What is the reporting deadlines relief provided by ASIC?

The following table sets out the current state of play as at 29 April 2021:

Entities reporting to ASIC Balance dates up to 7 January 2021
Balance dates between 8 January and 22 June 2021 Balance dates between 23 June and 7 July 2021 Balance dates after 7 July 2021
Listed entities1 1 month extension2 (i.e. 3 months to 4 months)
No extension relief available 1 month extension (i.e. 3 months to 4 months) Not currently intending to extend
Unlisted disclosing entities and unlisted registered schemes 1 month extension3 (i.e. 3 months to 4 months)
No extension relief available 1 month extension (i.e. 3 months to 4 months) Not currently intending to extend
Other unlisted entities 1 month extension3 (i.e. 4 months to 5 months)
No extension relief available 1 month extension (i.e. 4 months to 5 months) Not currently intending to extend
  1. Where ASX has granted relief it has set out some additional conditions, to ASIC relief, that must be satisfied.
  2. Entities with balance dates before 21 February 2020 will not receive the one month extension
  3. Entities with balance dates before 31 December 2019 will not receive the one month extension.

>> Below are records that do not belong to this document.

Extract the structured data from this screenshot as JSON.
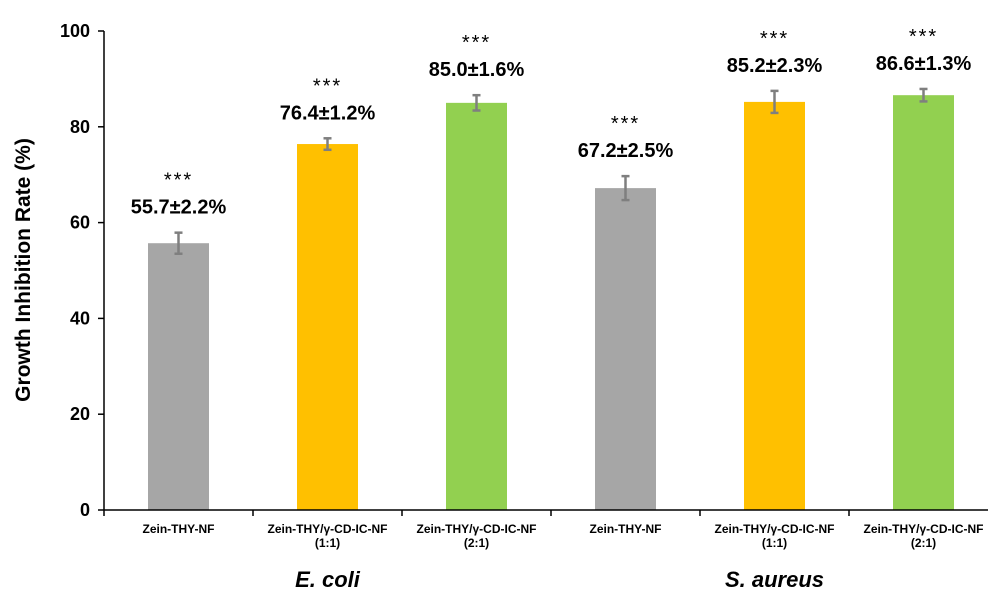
{
  "chart_data": {
    "type": "bar",
    "title": "",
    "xlabel": "",
    "ylabel": "Growth Inhibition Rate (%)",
    "ylim": [
      0,
      100
    ],
    "yticks": [
      0,
      20,
      40,
      60,
      80,
      100
    ],
    "grid": false,
    "groups": [
      {
        "name": "E. coli",
        "bars": [
          {
            "label": [
              "Zein-THY-NF"
            ],
            "value": 55.7,
            "error": 2.2,
            "value_label": "55.7±2.2%",
            "significance": "***",
            "color": "#a6a6a6"
          },
          {
            "label": [
              "Zein-THY/γ-CD-IC-NF",
              "(1:1)"
            ],
            "value": 76.4,
            "error": 1.2,
            "value_label": "76.4±1.2%",
            "significance": "***",
            "color": "#ffc000"
          },
          {
            "label": [
              "Zein-THY/γ-CD-IC-NF",
              "(2:1)"
            ],
            "value": 85.0,
            "error": 1.6,
            "value_label": "85.0±1.6%",
            "significance": "***",
            "color": "#92d050"
          }
        ]
      },
      {
        "name": "S. aureus",
        "bars": [
          {
            "label": [
              "Zein-THY-NF"
            ],
            "value": 67.2,
            "error": 2.5,
            "value_label": "67.2±2.5%",
            "significance": "***",
            "color": "#a6a6a6"
          },
          {
            "label": [
              "Zein-THY/γ-CD-IC-NF",
              "(1:1)"
            ],
            "value": 85.2,
            "error": 2.3,
            "value_label": "85.2±2.3%",
            "significance": "***",
            "color": "#ffc000"
          },
          {
            "label": [
              "Zein-THY/γ-CD-IC-NF",
              "(2:1)"
            ],
            "value": 86.6,
            "error": 1.3,
            "value_label": "86.6±1.3%",
            "significance": "***",
            "color": "#92d050"
          }
        ]
      }
    ],
    "error_bar_color": "#7f7f7f",
    "axis_color": "#000000"
  }
}
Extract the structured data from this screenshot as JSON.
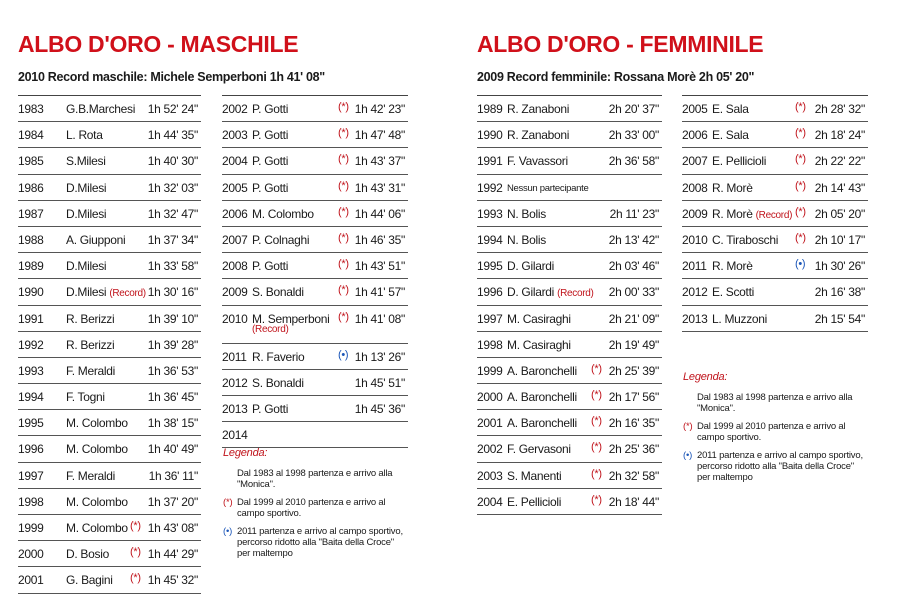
{
  "male": {
    "title": "ALBO D'ORO - MASCHILE",
    "record": "2010 Record maschile: Michele Semperboni 1h 41' 08\"",
    "col1": [
      {
        "year": "1983",
        "name": "G.B.Marchesi",
        "time": "1h 52' 24\""
      },
      {
        "year": "1984",
        "name": "L. Rota",
        "time": "1h 44' 35\""
      },
      {
        "year": "1985",
        "name": "S.Milesi",
        "time": "1h 40' 30\""
      },
      {
        "year": "1986",
        "name": "D.Milesi",
        "time": "1h 32' 03\""
      },
      {
        "year": "1987",
        "name": "D.Milesi",
        "time": "1h 32' 47\""
      },
      {
        "year": "1988",
        "name": "A. Giupponi",
        "time": "1h 37' 34\""
      },
      {
        "year": "1989",
        "name": "D.Milesi",
        "time": "1h 33' 58\""
      },
      {
        "year": "1990",
        "name": "D.Milesi",
        "record": "(Record)",
        "time": "1h 30' 16\""
      },
      {
        "year": "1991",
        "name": "R. Berizzi",
        "time": "1h 39' 10\""
      },
      {
        "year": "1992",
        "name": "R. Berizzi",
        "time": "1h 39' 28\""
      },
      {
        "year": "1993",
        "name": "F. Meraldi",
        "time": "1h 36' 53\""
      },
      {
        "year": "1994",
        "name": "F. Togni",
        "time": "1h 36' 45\""
      },
      {
        "year": "1995",
        "name": "M. Colombo",
        "time": "1h 38' 15\""
      },
      {
        "year": "1996",
        "name": "M. Colombo",
        "time": "1h 40' 49\""
      },
      {
        "year": "1997",
        "name": "F. Meraldi",
        "time": "1h 36' 11\""
      },
      {
        "year": "1998",
        "name": "M. Colombo",
        "time": "1h 37' 20\""
      },
      {
        "year": "1999",
        "name": "M. Colombo",
        "mark": "(*)",
        "time": "1h 43' 08\""
      },
      {
        "year": "2000",
        "name": "D. Bosio",
        "mark": "(*)",
        "time": "1h 44' 29\""
      },
      {
        "year": "2001",
        "name": "G. Bagini",
        "mark": "(*)",
        "time": "1h 45' 32\""
      }
    ],
    "col2": [
      {
        "year": "2002",
        "name": "P. Gotti",
        "mark": "(*)",
        "time": "1h 42' 23\""
      },
      {
        "year": "2003",
        "name": "P. Gotti",
        "mark": "(*)",
        "time": "1h 47' 48\""
      },
      {
        "year": "2004",
        "name": "P. Gotti",
        "mark": "(*)",
        "time": "1h 43' 37\""
      },
      {
        "year": "2005",
        "name": "P. Gotti",
        "mark": "(*)",
        "time": "1h 43' 31\""
      },
      {
        "year": "2006",
        "name": "M. Colombo",
        "mark": "(*)",
        "time": "1h 44' 06\""
      },
      {
        "year": "2007",
        "name": "P. Colnaghi",
        "mark": "(*)",
        "time": "1h 46' 35\""
      },
      {
        "year": "2008",
        "name": "P. Gotti",
        "mark": "(*)",
        "time": "1h 43' 51\""
      },
      {
        "year": "2009",
        "name": "S. Bonaldi",
        "mark": "(*)",
        "time": "1h 41' 57\""
      },
      {
        "year": "2010",
        "name": "M. Semperboni",
        "record_below": "(Record)",
        "mark": "(*)",
        "time": "1h 41' 08\""
      },
      {
        "year": "2011",
        "name": "R. Faverio",
        "mark": "(•)",
        "mark_blue": true,
        "time": "1h 13' 26\""
      },
      {
        "year": "2012",
        "name": "S. Bonaldi",
        "time": "1h 45' 51\""
      },
      {
        "year": "2013",
        "name": "P. Gotti",
        "time": "1h 45' 36\""
      },
      {
        "year": "2014",
        "name": "",
        "time": ""
      }
    ],
    "legend": {
      "title": "Legenda:",
      "items": [
        {
          "mark": "",
          "text": "Dal 1983 al 1998 partenza e arrivo alla \"Monica\"."
        },
        {
          "mark": "(*)",
          "text": "Dal 1999 al 2010 partenza e arrivo al campo sportivo."
        },
        {
          "mark": "(•)",
          "blue": true,
          "text": "2011 partenza e arrivo al campo sportivo, percorso ridotto alla \"Baita della Croce\" per maltempo"
        }
      ]
    }
  },
  "female": {
    "title": "ALBO D'ORO - FEMMINILE",
    "record": "2009 Record femminile: Rossana Morè 2h 05' 20\"",
    "col1": [
      {
        "year": "1989",
        "name": "R. Zanaboni",
        "time": "2h 20' 37\""
      },
      {
        "year": "1990",
        "name": "R. Zanaboni",
        "time": "2h 33' 00\""
      },
      {
        "year": "1991",
        "name": "F. Vavassori",
        "time": "2h 36' 58\""
      },
      {
        "year": "1992",
        "name": "Nessun partecipante",
        "small": true,
        "time": ""
      },
      {
        "year": "1993",
        "name": "N. Bolis",
        "time": "2h 11' 23\""
      },
      {
        "year": "1994",
        "name": "N. Bolis",
        "time": "2h 13' 42\""
      },
      {
        "year": "1995",
        "name": "D. Gilardi",
        "time": "2h 03' 46\""
      },
      {
        "year": "1996",
        "name": "D. Gilardi",
        "record": "(Record)",
        "time": "2h 00' 33\""
      },
      {
        "year": "1997",
        "name": "M. Casiraghi",
        "time": "2h 21' 09\""
      },
      {
        "year": "1998",
        "name": "M. Casiraghi",
        "time": "2h 19' 49\""
      },
      {
        "year": "1999",
        "name": "A. Baronchelli",
        "mark": "(*)",
        "time": "2h 25' 39\""
      },
      {
        "year": "2000",
        "name": "A. Baronchelli",
        "mark": "(*)",
        "time": "2h 17' 56\""
      },
      {
        "year": "2001",
        "name": "A. Baronchelli",
        "mark": "(*)",
        "time": "2h 16' 35\""
      },
      {
        "year": "2002",
        "name": "F. Gervasoni",
        "mark": "(*)",
        "time": "2h 25' 36\""
      },
      {
        "year": "2003",
        "name": "S. Manenti",
        "mark": "(*)",
        "time": "2h 32' 58\""
      },
      {
        "year": "2004",
        "name": "E. Pellicioli",
        "mark": "(*)",
        "time": "2h 18' 44\""
      }
    ],
    "col2": [
      {
        "year": "2005",
        "name": "E. Sala",
        "mark": "(*)",
        "time": "2h 28' 32\""
      },
      {
        "year": "2006",
        "name": "E. Sala",
        "mark": "(*)",
        "time": "2h 18' 24\""
      },
      {
        "year": "2007",
        "name": "E. Pellicioli",
        "mark": "(*)",
        "time": "2h 22' 22\""
      },
      {
        "year": "2008",
        "name": "R. Morè",
        "mark": "(*)",
        "time": "2h 14' 43\""
      },
      {
        "year": "2009",
        "name": "R. Morè",
        "record": "(Record)",
        "mark": "(*)",
        "time": "2h 05' 20\""
      },
      {
        "year": "2010",
        "name": "C. Tiraboschi",
        "mark": "(*)",
        "time": "2h 10' 17\""
      },
      {
        "year": "2011",
        "name": "R. Morè",
        "mark": "(•)",
        "mark_blue": true,
        "time": "1h 30' 26\""
      },
      {
        "year": "2012",
        "name": "E. Scotti",
        "time": "2h 16' 38\""
      },
      {
        "year": "2013",
        "name": "L. Muzzoni",
        "time": "2h 15' 54\""
      }
    ],
    "legend": {
      "title": "Legenda:",
      "items": [
        {
          "mark": "",
          "text": "Dal 1983 al 1998 partenza e arrivo alla \"Monica\"."
        },
        {
          "mark": "(*)",
          "text": "Dal 1999 al 2010 partenza e arrivo al campo sportivo."
        },
        {
          "mark": "(•)",
          "blue": true,
          "text": "2011 partenza e arrivo al campo sportivo, percorso ridotto alla \"Baita della Croce\" per maltempo"
        }
      ]
    }
  }
}
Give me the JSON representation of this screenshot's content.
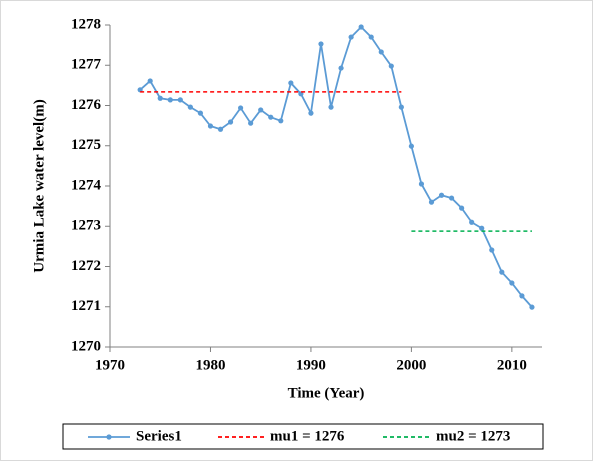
{
  "chart_data": {
    "type": "line",
    "xlabel": "Time (Year)",
    "ylabel": "Urmia  Lake water level(m)",
    "xlim": [
      1970,
      2013
    ],
    "xticks": [
      1970,
      1980,
      1990,
      2000,
      2010
    ],
    "ylim": [
      1270,
      1278
    ],
    "yticks": [
      1270,
      1271,
      1272,
      1273,
      1274,
      1275,
      1276,
      1277,
      1278
    ],
    "legend": "bottom",
    "series": [
      {
        "name": "Series1",
        "color": "#5b9bd5",
        "markers": true,
        "dashed": false,
        "x": [
          1973,
          1974,
          1975,
          1976,
          1977,
          1978,
          1979,
          1980,
          1981,
          1982,
          1983,
          1984,
          1985,
          1986,
          1987,
          1988,
          1989,
          1990,
          1991,
          1992,
          1993,
          1994,
          1995,
          1996,
          1997,
          1998,
          1999,
          2000,
          2001,
          2002,
          2003,
          2004,
          2005,
          2006,
          2007,
          2008,
          2009,
          2010,
          2011,
          2012
        ],
        "values": [
          1276.39,
          1276.61,
          1276.18,
          1276.14,
          1276.14,
          1275.96,
          1275.81,
          1275.49,
          1275.41,
          1275.59,
          1275.94,
          1275.56,
          1275.89,
          1275.71,
          1275.62,
          1276.56,
          1276.29,
          1275.81,
          1277.53,
          1275.96,
          1276.93,
          1277.7,
          1277.95,
          1277.7,
          1277.33,
          1276.98,
          1275.96,
          1274.99,
          1274.05,
          1273.6,
          1273.77,
          1273.7,
          1273.45,
          1273.1,
          1272.95,
          1272.41,
          1271.86,
          1271.59,
          1271.27,
          1270.99
        ]
      },
      {
        "name": "mu1 = 1276",
        "color": "#ff0000",
        "markers": false,
        "dashed": true,
        "x": [
          1973,
          1999
        ],
        "values": [
          1276.34,
          1276.34
        ]
      },
      {
        "name": "mu2 = 1273",
        "color": "#00b050",
        "markers": false,
        "dashed": true,
        "x": [
          2000,
          2012
        ],
        "values": [
          1272.88,
          1272.88
        ]
      }
    ]
  }
}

ASIC continues to monitor market conditions and COVID-19 and their impact on financial reporting obligations. ASIC is not intending to extend the class relief for financial reports to entities with financial years that end between 8 January 2021 and 22 June 2021, despite its ‘no action’ position for AGMs up to financial years ending 7 July 2021.

Entities anticipating issues in meeting their financial reporting deadlines can apply for individual relief with ASIC. If applying for relief ASIC recommends applying at least 14 days before the financial reporting deadline.

Listed entities
ASIC has allowed listed entities to take one additional month to report for full year and half-year financial reports for 21 February 2020 to 7 January 2021 balance dates. In April 2021, ASIC announced an extension of the one additional month to report for financial reporting dates between 23 June 2021 and 7 July 2021. ASIC advises the extension will assist with any pressures on auditor resources taking into account challenges presented by COVID-19 conditions. The relief does not apply to financial years ending from 8 January 2021 to 22 June 2021 – as ASIC considers that the resource constraint noted above is not as strong during this period. Listed entities will be required to inform the market when they rely on the extended period for lodgement.

The ASX granted an equivalent class waiver to listed entities for full year and half-year financial reports for matching balance dates to enable them to take advantage of the deadline extension for lodging full year and half-year financial reports provided by ASIC. Under the waiver if the audited or reviewed half-year accounts or the full year accounts are ready, prior to the extended deadline, they must be given to the ASX.

Unlisted entities
ASIC has extended the deadline for unlisted entities to lodge financial reports under Chapters 2M and 7 of the Corporations Act 2001 by one month for years from 31 December 2019 to 7 January 2021. In April 2021, ASIC announced an extension of the one additional month to report for financial reporting dates between 23 June 2021 and 7 July 2021. ASIC advises the extension will assist with any pressures on auditor resources taking into account challenges presented by COVID-19 conditions. The relief does not apply to financial years ending from 8 January 2021 to 22 June 2021 – as ASIC considers that the resource constraint noted above is not as strong during this period.

The extended deadlines will not apply if the reporting deadline has already passed at the time the relief is registered.